Continued Heart Monitoring Advised during and after Novantrone® (mitoxantrone) treatment

This message was developed as part of a collaboration with FDA’s Safe Use Initiative, the Veterans Administration, professional experts, professional organizations, patient advocacy organizations and private insurers.

It is now known that mitoxantrone can harm your heart’s pumping action. This harm can show up while you are being treated with the medicine or many years later. To be sure it is working well, your heart needs to be tested before you are treated with mitoxantrone and every year thereafter, even after you stop using mitoxantrone. If the testing shows your heart needs some help, the sooner you get treatment, the better for your health.

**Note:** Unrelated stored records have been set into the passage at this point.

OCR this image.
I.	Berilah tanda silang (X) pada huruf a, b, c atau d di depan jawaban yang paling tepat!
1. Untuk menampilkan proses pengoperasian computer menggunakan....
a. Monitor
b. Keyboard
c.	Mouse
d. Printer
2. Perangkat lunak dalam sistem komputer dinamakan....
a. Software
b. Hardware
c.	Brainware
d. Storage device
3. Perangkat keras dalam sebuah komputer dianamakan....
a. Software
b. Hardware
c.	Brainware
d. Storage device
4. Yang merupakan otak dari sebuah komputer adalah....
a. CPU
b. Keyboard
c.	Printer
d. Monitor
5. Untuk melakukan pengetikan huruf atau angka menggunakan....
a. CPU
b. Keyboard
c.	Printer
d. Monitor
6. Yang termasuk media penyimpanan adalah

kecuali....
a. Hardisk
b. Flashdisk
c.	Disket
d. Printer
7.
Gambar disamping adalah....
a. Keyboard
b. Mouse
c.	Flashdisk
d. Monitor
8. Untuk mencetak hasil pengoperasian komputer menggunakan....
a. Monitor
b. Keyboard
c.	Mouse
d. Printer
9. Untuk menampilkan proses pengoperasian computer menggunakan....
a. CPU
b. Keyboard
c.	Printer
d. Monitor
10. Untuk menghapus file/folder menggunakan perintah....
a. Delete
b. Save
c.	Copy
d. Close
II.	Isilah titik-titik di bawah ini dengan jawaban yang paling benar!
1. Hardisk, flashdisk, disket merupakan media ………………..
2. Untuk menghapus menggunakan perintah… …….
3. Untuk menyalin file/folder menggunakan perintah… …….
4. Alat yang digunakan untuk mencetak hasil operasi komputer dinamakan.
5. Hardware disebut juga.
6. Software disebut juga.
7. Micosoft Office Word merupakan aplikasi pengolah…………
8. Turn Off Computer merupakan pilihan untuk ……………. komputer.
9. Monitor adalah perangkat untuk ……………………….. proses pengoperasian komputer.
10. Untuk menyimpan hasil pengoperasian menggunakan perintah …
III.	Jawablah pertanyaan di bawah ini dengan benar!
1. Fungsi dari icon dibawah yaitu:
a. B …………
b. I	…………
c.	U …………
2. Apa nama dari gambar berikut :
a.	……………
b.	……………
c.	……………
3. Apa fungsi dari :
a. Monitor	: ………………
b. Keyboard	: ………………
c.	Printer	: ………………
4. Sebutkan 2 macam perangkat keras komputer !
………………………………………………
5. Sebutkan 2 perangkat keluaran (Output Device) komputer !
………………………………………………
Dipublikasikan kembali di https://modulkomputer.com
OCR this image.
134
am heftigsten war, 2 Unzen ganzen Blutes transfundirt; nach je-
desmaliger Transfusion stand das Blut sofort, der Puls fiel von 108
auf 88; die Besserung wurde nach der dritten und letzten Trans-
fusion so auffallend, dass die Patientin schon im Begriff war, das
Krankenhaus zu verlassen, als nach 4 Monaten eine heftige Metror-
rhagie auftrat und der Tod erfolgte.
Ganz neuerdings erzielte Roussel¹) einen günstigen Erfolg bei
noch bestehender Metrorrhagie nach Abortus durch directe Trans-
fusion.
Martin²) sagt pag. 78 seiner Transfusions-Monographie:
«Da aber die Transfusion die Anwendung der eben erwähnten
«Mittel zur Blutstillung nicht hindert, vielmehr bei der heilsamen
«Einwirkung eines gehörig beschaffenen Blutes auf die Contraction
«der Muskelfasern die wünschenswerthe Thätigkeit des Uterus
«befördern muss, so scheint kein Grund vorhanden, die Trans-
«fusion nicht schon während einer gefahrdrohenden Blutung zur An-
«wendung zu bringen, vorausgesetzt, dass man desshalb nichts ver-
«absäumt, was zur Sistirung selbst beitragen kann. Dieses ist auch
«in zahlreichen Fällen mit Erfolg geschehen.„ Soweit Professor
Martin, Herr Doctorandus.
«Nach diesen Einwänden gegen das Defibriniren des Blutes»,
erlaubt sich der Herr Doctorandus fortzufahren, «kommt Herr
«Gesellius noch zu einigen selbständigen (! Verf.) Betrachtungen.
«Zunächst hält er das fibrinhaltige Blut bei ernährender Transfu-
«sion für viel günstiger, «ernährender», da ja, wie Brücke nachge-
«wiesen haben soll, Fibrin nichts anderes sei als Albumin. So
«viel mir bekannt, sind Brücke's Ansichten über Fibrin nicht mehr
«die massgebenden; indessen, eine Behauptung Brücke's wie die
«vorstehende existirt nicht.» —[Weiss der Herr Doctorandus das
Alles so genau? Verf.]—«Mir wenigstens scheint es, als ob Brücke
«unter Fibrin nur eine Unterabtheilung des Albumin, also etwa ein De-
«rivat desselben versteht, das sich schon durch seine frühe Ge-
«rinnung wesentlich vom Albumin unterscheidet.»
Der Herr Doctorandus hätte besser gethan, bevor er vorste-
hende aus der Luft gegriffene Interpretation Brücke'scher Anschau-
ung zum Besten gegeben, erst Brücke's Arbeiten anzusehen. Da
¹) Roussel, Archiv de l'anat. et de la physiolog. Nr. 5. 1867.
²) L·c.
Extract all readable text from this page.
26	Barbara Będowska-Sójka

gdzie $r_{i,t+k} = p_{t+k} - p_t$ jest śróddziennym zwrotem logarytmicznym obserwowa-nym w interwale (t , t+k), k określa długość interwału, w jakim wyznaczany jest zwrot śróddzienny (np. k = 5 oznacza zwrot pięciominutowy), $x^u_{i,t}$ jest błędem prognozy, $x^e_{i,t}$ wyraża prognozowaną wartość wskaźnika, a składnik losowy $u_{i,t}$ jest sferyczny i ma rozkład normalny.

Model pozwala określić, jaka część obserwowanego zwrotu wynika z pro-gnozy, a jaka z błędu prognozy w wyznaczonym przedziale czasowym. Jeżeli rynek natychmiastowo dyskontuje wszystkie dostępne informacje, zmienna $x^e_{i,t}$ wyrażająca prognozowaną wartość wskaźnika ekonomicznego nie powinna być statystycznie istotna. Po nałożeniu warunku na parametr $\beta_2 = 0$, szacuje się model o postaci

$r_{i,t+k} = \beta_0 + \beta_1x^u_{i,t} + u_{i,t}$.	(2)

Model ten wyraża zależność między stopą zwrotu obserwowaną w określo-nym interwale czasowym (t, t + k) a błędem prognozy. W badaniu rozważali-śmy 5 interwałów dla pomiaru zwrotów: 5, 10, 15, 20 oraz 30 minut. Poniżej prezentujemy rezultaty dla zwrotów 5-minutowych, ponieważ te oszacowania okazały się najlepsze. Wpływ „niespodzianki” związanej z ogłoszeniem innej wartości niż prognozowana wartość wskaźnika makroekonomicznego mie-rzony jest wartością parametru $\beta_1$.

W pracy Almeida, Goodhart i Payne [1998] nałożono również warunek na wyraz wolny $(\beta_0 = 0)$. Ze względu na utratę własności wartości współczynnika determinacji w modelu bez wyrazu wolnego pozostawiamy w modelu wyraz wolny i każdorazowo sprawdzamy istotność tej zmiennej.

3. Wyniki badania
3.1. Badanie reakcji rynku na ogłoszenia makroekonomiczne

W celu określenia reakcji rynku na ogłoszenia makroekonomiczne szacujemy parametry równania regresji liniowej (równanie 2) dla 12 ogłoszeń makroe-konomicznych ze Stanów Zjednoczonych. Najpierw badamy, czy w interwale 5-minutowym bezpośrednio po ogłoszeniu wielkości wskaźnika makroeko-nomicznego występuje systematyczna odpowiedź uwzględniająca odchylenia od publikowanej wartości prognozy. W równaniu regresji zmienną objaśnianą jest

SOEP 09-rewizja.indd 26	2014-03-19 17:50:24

Your family history, other conditions you have and medicines you use, and your age can also affect your heart’s ability to pump blood. If your heart cannot pump well, it needs to work harder and this puts extra stress on your heart. Over time, this extra stress weakens your heart and can lead to a heart attack, heart failure, and death.

The danger is you might not feel differently or have any signs your heart is not working well. The usual tests you have at office visits, such as blood tests, pulse, and blood pressure, alone cannot show if your heart is working properly.

The only way to make sure your heart keeps working the best it can is to have a test every year that looks at how well your heart pumps. A medical expert such as a cardiologist needs to look at the results of that test, along with your history and usual office tests. By comparing these tests from year to year, the expert will be able to see if your heart is staying the same or if it needs some treatment.

Every year you must ask your primary healthcare provider for a test to check how your heart is working. There are different ones, such as the electrocardiogram (ECG) or multigated acquisition (MUGA) scan. Your primary healthcare provider will help you decide which is best for you. None of the tests are painful. Getting your heart tested every year keeps you in charge of your health.